Token Burn

What is a Token Burn?

Token burn is a process in which a certain number of tokens are permanently removed from circulation in order to decrease the supply, and in turn, increase the value of the remaining tokens. This process can be instigated by the issuer of the tokens, or by the members of the community, depending on the particular project.
The primary purpose of a token burn is to increase the underlying value of the token. By removing tokens from circulation, the remaining tokens become more valuable. This can be done to incentivize holders, boost token prices, and increase the overall demand for the token.
Token burns are often scheduled in phases, with a certain number of tokens being removed from circulation at set periods. This allows the market to adjust to the changes in price and supply, and prevents shockwaves in the market.
The burning process itself is usually automated by the smart contracts running on the blockchain, so the process is systematic and secure. The transactions are visible to the public and can be checked on the blockchain.
Token burns also have the added benefit of distributing the tokens more fairly. By removing tokens from circulation, the holder distribution is not as concentrated, making the tokens more decentralized. This helps ensure that the tokens are more secure and stable, as the holders are spread out and less likely to be affected by any negative external events.
At the same time, token burns can also be used to return funds to early investors and founders, creating a more equitable and fair system. This can be done by creating a vesting period for the tokens, with a certain percentage of the tokens being burned after a predefined period of time.
Token burns are becoming increasingly popular within the crypto industry, as they provide an effective and secure way to increase the value of tokens and create a more equitable system. In addition, they also provide an extra layer of security as the tokens are semipermanently removed from circulation.

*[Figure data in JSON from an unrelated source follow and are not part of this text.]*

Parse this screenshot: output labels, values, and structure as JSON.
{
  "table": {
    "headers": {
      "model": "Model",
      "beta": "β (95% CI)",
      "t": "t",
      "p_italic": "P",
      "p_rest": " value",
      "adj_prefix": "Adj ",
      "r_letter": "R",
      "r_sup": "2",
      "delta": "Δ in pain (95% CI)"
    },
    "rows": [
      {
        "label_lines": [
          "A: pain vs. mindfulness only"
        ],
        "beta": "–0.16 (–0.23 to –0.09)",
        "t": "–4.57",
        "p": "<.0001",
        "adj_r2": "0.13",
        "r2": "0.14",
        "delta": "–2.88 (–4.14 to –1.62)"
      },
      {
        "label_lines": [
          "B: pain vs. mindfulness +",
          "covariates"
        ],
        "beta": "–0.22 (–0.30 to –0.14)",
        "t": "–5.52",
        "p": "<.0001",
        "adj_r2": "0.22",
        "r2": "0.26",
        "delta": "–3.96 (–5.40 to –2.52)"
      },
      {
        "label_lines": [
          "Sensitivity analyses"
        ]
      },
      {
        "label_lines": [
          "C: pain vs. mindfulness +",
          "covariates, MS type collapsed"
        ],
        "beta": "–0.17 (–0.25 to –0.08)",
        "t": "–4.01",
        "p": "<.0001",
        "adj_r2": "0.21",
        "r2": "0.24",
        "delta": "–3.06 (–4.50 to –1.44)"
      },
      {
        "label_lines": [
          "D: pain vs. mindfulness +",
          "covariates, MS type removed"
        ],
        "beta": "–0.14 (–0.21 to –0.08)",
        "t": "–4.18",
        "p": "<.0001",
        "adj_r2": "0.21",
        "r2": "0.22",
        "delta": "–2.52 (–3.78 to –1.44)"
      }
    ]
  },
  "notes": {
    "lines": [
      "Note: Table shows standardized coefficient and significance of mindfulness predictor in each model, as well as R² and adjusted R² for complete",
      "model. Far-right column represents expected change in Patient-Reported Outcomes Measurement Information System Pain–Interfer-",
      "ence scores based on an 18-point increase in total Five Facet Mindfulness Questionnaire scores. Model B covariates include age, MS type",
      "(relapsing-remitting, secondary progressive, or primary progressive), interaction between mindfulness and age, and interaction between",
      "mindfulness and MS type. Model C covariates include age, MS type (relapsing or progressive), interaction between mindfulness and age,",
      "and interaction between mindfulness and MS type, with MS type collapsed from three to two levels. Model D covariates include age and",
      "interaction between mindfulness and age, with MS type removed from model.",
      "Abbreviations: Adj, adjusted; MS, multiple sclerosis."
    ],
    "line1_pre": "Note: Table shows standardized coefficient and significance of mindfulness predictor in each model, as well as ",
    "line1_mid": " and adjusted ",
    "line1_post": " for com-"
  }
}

Popular Examples of a Token Burn

Binance Coin (BNB) Burn: Binance, one of the largest cryptocurrency exchanges, conducts periodic burns of its native token, Binance Coin (BNB). The exchange uses 20% of its profits to buy back and "burn" BNB tokens, effectively reducing the total supply of tokens in circulation.
TRON (TRX) Burn: TRON, a decentralized blockchain-based platform that focuses on content sharing, also conducts periodic token burns. TRON's protocol automatically burns a small amount of TRX every time a user creates a new account or transfers TRX to another user.
Basic Attention Token (BAT) Burn: The Basic Attention Token (BAT) is a cryptocurrency used in the Brave browser ecosystem. BAT is designed to reward users for viewing online ads and content. When a user views an ad, they receive BAT tokens, and when a publisher receives BAT tokens, they can use them to advertise on the Brave platform. Periodic token burns are used to decrease the total supply of BAT tokens in circulation and maintain their value.

Simplified Example

Imagine you have a large pile of paper coupons that represent your tokens in a cryptocurrency. A token burn is like taking some of those coupons and lighting them on fire, making them permanently unusable and reducing the total supply of tokens. This process can have a positive impact on the value of the remaining tokens, just like if a store was offering a limited number of coupons and burned some of them, it would increase the scarcity and value of the remaining coupons.